Dans un parallèle contestable en raison de la différence fondamentale entre la communication scientifique partant de preuves et la communication européenne portant sur des compromis, Mathew Lowry démontre néanmoins avec intérêt que tant que la communication de l’UE sera technocratique – à l’image d’une communication scientifique ésotérique et inaccessible – tant que la communication de l’UE se présentera comme raisonnable, voire inéluctable et indépassable alors il y aura toujours dans les médias, un point de vue efficace pour s’opposer et dénoncer les dérives technocratiques et le déficit démocratique de l’UE.

Ronny Patz dans « Communicating EU technocracy and science: Is it the same? » répond à l’argumentation de Mathew Lowry en contestant vivement que la communication de l’UE s’appuierait sur un processus de décision vraiment fondé sur un raisonnement et un équilibre idéal.

Bien au contraire, le fonctionnement technocratique de l’UE conduit à ce que la communication de l’UE dissimule les choix, qu’ils soient basés sur l’influence des groupes de presse, des rapports de force entre Etats-membres, des relations de pouvoirs entre les administrations européennes ou des compromis entre intérêts politiques…

La communication technocratique de l’UE vend ce qui est le reflet de la puissance dissimulée de chaque partie prenante comme la décision techniquement et pratiquement raisonnable, sans alternative possible.
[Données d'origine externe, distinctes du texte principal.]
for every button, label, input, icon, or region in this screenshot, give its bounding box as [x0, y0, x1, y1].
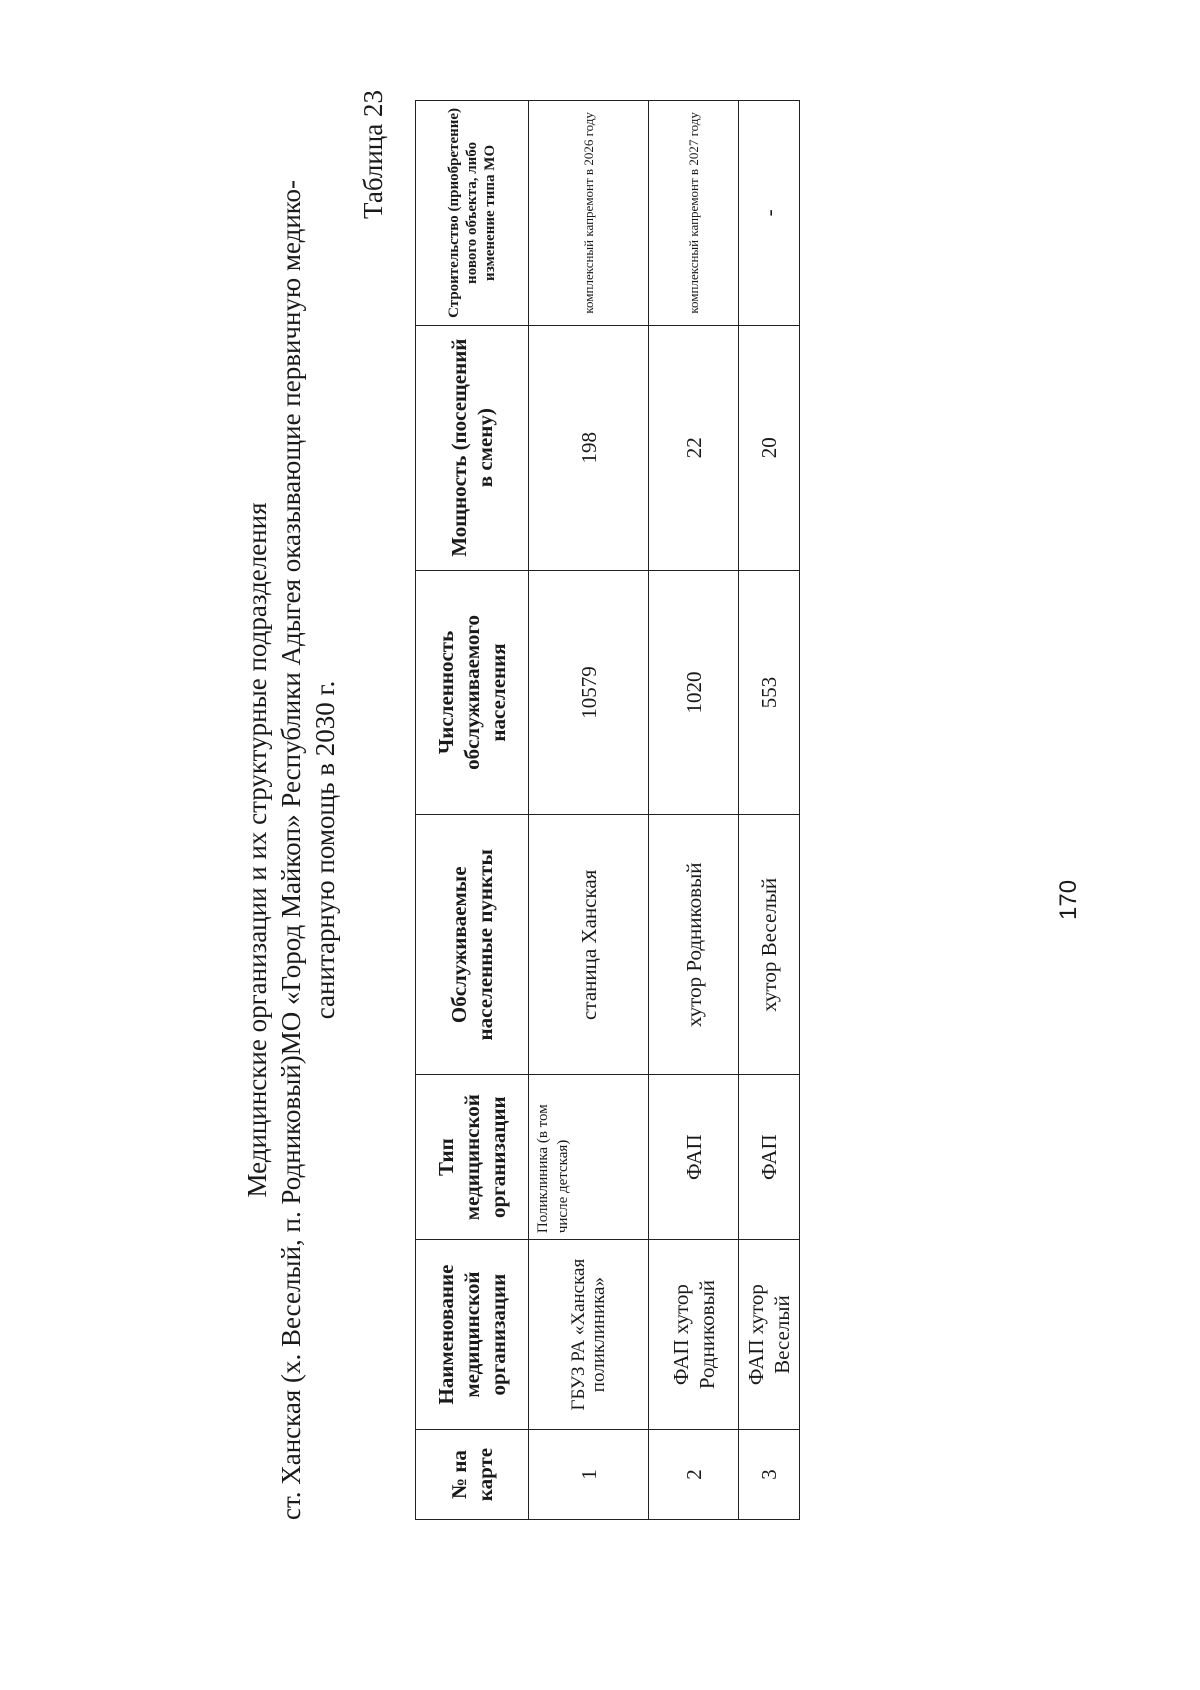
medical-organizations-table: [415, 100, 800, 1520]
cell-org-name: ГБУЗ РА «Ханская поликлиника»: [529, 1240, 649, 1430]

C’est justement cette dissimulation des puissances qu’il convient de casser.

Les voix d’une communication européenne pédagogique

Alors que Mathew Lowry en appelle à un meilleur storytelling des décisions de l’UE – ce qui ne serait pas une sinécure – Ronny Patz, quant à lui, considère qu’une communication plus transparente assumant le débat démocratique et la controverse politique est souhaitable – ce que les Eurobloggeurs peuvent contribuer à créer.

Mathew Lowry et Ronny Patz formulent deux propositions judicieuses mais qui risquent de ne toucher que les publics sinon intéressés du moins sensibilisés aux enjeux européens.

Pour reprendre le point de départ de leur réflexion, on peut dire que tout comme il faut être formé au raisonnement scientifique et avoir reçu une éducation à la science pour comprendre les enjeux et se forger un point de vue étayé ; il est également nécessaire que les citoyens européens reçoivent une éducation civique européenne pour comprendre et participer aux décisions européennes.

Naturellement, un bon storytelling et une plus grande transparence peuvent contribuer à une meilleure compréhension du public mais sans une formation préalable, aucune communication européenne ne sera vraiment efficace.

Par ailleurs, une formation pédagogique antérieure à la participation critique et politique est également le seul moyen pour limiter la confusion entre critiques contre les choix politiques et menaces contre la construction européenne et favoriser des contributions moins théoriques/abstraites et plus adaptées à la réalité européenne.

Tandis que la forme que peut revêtir cette communication pédagogique s’inscrit aisément dans le cadre de la formation des futurs citoyens, la sensibilisation inédite d’un vaste public adulte demeure problématique.